Mass spectrometry identifies and quantifies 74 unique histone H4 isoforms in differentiating human embryonic stem cells

Abstract

Epigenetic regulation through chromatin is thought to play a critical role in the establishment and maintenance of pluripotency. Traditionally, antibody-based technologies were used to probe for specific posttranslational modifications (PTMs) present on histone tails, but these methods do not generally reveal the presence of multiple modifications on a single-histone tail (combinatorial codes). Here, we describe technology for the discovery and quantification of histone combinatorial codes that is based on chromatography and mass spectrometry. We applied this methodology to decipher 74 discrete combinatorial codes on the tail of histone H4 from human embryonic stem (ES) cells. Finally, we quantified the abundances of these codes as human ES cells undergo differentiation to reveal striking changes in methylation and acetylation patterns. For example, H4R3 methylation was observed only in the presence of H4K20 dimethylation; such context-specific patterning exemplifies the power of this technique.

Fig. 1.

Method for analysis of histone H4 N-terminal tail (residues 1–23) combinational codes. (A) Display of the nHPLC chromatogram and the associated N-terminal peptides. (B) Demonstration of the high mass accuracy mass spectra resulting from the pentaacetylated peak. This low-level peak displays four different isoforms: non-, mono-, di-, and trimethylated versions. (C) Depiction of ETD-MS/MS analysis of the dimethylated, pentaacetylated species. This spectrum reveals that K5, K8, K12, K16, and the N terminus are acetylated but K20 is dimethylated in this peptide.

Fig. 2.

Map of the 74 histone H4 combinational codes detected in human ES cells (cell line H1). Bracketed isoforms are positional isomers that coeluted and the corresponding percentages indicate the amount of this whole set (i.e., the global isoform percentage, GP). Shown in the right-hand column (Isomer Quant) is the amount of each positional isomer for each of these subsets. For instance, four diacetylated tails were detected and these four forms constituted 10% of the H4 population. By use of ETD-MS/MS we assigned the percentages of the four forms as 17, 6, 11, and 63. This means that the H4 tail having both the N terminus and K16 acetylated constitutes ≈6.3% of the entire histone H4 population in control human ES cells (0 h). Also shown are the percentages of each form at the 15 and 30 h TPA treatment time points. NA indicates either that (i) that form was present in that particular sample at levels that were too low to acquire reliable ETD data or (ii), in the case of triacetylated forms, that the combinations of modifications make it mathematically impossible to quantify coeluting isomers.

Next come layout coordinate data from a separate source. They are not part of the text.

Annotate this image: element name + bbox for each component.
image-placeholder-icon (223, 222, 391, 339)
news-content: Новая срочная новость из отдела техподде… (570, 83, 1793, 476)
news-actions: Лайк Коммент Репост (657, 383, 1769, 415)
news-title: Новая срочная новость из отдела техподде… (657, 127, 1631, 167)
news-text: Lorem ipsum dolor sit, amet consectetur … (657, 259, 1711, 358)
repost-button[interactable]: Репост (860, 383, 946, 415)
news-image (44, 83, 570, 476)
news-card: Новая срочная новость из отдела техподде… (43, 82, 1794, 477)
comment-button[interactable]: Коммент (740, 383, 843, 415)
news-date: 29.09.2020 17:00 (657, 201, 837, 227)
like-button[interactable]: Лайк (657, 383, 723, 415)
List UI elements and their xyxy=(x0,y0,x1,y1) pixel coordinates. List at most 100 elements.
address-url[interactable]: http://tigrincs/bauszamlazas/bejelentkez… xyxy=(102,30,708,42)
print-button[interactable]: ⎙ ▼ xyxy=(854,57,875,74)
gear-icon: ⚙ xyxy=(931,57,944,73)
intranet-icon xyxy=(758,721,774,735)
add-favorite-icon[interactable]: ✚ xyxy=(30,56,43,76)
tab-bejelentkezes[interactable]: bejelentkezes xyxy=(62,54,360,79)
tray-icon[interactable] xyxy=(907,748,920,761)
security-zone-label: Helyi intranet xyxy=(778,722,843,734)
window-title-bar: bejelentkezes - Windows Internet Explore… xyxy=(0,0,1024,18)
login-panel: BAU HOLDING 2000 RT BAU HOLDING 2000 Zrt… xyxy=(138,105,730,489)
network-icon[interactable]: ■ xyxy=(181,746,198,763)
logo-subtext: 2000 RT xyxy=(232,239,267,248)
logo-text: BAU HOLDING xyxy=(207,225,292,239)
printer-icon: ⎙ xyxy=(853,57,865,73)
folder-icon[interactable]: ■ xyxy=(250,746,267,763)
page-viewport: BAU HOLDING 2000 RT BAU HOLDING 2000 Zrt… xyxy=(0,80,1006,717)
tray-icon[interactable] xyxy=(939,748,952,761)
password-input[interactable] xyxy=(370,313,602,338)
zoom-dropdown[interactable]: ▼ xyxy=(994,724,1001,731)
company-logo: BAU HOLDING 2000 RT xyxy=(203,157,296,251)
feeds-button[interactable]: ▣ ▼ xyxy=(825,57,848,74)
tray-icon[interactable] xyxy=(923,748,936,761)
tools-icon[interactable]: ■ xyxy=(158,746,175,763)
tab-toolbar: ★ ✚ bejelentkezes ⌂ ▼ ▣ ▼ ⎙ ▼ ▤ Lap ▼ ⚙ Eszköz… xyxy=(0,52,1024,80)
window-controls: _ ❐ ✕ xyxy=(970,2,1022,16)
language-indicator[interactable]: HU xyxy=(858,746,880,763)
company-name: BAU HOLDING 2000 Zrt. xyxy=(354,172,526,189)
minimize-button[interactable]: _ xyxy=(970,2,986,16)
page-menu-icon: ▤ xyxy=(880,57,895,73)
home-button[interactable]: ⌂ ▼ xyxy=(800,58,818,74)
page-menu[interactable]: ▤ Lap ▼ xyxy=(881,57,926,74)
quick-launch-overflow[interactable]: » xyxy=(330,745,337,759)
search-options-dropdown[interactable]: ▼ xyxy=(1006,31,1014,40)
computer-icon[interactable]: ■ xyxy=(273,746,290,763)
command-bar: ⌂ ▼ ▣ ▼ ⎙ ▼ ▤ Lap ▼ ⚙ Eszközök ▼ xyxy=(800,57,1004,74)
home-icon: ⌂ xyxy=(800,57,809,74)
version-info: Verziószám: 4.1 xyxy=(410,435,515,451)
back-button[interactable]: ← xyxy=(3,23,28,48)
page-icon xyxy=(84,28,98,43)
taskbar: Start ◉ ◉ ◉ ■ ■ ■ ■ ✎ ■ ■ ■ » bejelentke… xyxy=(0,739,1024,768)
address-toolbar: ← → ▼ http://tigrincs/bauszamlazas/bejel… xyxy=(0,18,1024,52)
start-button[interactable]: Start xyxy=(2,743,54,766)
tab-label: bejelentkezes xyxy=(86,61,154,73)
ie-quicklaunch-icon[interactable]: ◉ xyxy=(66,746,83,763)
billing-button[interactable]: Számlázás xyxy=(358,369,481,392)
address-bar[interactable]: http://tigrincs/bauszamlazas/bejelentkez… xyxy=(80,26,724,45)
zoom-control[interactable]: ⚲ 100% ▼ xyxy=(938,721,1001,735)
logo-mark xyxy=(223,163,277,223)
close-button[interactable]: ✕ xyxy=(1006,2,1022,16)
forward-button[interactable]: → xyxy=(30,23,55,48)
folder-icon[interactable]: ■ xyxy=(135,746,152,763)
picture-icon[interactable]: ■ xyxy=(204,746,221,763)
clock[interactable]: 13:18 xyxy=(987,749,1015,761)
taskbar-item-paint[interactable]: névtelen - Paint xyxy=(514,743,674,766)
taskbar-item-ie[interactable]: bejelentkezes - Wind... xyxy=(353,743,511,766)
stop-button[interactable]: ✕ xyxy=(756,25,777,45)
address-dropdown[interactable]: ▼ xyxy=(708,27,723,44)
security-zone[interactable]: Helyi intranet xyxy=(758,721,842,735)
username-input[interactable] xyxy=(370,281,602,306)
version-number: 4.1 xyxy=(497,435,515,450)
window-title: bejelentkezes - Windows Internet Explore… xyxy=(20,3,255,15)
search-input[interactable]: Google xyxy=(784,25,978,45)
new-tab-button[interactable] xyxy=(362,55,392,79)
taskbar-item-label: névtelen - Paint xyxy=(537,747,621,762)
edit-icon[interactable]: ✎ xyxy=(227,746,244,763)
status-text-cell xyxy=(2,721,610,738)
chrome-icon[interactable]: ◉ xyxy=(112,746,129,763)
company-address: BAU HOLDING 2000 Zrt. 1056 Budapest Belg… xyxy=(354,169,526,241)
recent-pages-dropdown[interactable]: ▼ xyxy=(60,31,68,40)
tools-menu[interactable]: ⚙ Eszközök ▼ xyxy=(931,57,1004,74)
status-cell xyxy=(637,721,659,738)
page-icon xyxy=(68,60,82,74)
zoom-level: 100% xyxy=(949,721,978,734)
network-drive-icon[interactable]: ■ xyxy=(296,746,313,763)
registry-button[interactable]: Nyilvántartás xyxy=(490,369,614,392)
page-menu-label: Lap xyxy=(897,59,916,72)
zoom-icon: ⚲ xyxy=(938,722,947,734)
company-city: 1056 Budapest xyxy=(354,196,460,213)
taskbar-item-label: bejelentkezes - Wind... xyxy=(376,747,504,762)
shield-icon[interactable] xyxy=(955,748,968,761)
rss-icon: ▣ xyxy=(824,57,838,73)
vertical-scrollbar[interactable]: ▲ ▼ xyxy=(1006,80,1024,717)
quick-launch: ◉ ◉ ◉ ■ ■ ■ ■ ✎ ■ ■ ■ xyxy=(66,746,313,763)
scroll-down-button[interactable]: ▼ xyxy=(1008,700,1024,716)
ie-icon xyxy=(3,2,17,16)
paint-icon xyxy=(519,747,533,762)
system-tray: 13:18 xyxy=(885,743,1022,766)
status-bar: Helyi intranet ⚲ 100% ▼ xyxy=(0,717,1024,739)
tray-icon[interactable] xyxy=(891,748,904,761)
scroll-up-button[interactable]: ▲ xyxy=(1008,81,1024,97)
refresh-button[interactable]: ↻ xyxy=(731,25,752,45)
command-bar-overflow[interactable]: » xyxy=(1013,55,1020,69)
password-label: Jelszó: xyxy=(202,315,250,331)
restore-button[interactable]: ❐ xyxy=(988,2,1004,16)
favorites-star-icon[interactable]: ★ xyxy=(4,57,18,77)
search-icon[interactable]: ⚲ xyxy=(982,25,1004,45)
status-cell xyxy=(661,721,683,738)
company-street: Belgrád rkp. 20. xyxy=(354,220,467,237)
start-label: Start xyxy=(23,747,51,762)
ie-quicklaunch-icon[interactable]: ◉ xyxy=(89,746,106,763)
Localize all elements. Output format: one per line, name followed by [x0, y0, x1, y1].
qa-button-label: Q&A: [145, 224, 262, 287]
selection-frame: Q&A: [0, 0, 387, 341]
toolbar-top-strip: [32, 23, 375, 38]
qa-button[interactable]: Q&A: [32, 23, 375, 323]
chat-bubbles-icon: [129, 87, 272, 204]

All triacetylated isoforms were sequenced manually.

Fig. 3.

Quantification of histone H4 isoforms. (A) Four synthetic H4 tails varying in the number of acetylation sites were prepared, mixed in known ratios, and analyzed by MS. These data show that a linear response that matches closely with the theoretical (solid line). Three technical replicates of each mixture were performed resulting in three observed GPs for each expected GP. (B) Positional isomer quantification was validated by use of two synthetic tails having the same number of modifications, but only varying in placement. Here, the c- and z-type ion fragments generated by ETD are used to localize and quantify the relative amounts of each. Each data point represents the average of three or four consecutive ion ratios. Although there is a certain amount of systematic error as the ratio of K16Ac to K5Ac is increased, a good linearity is observed as the ratios are varied.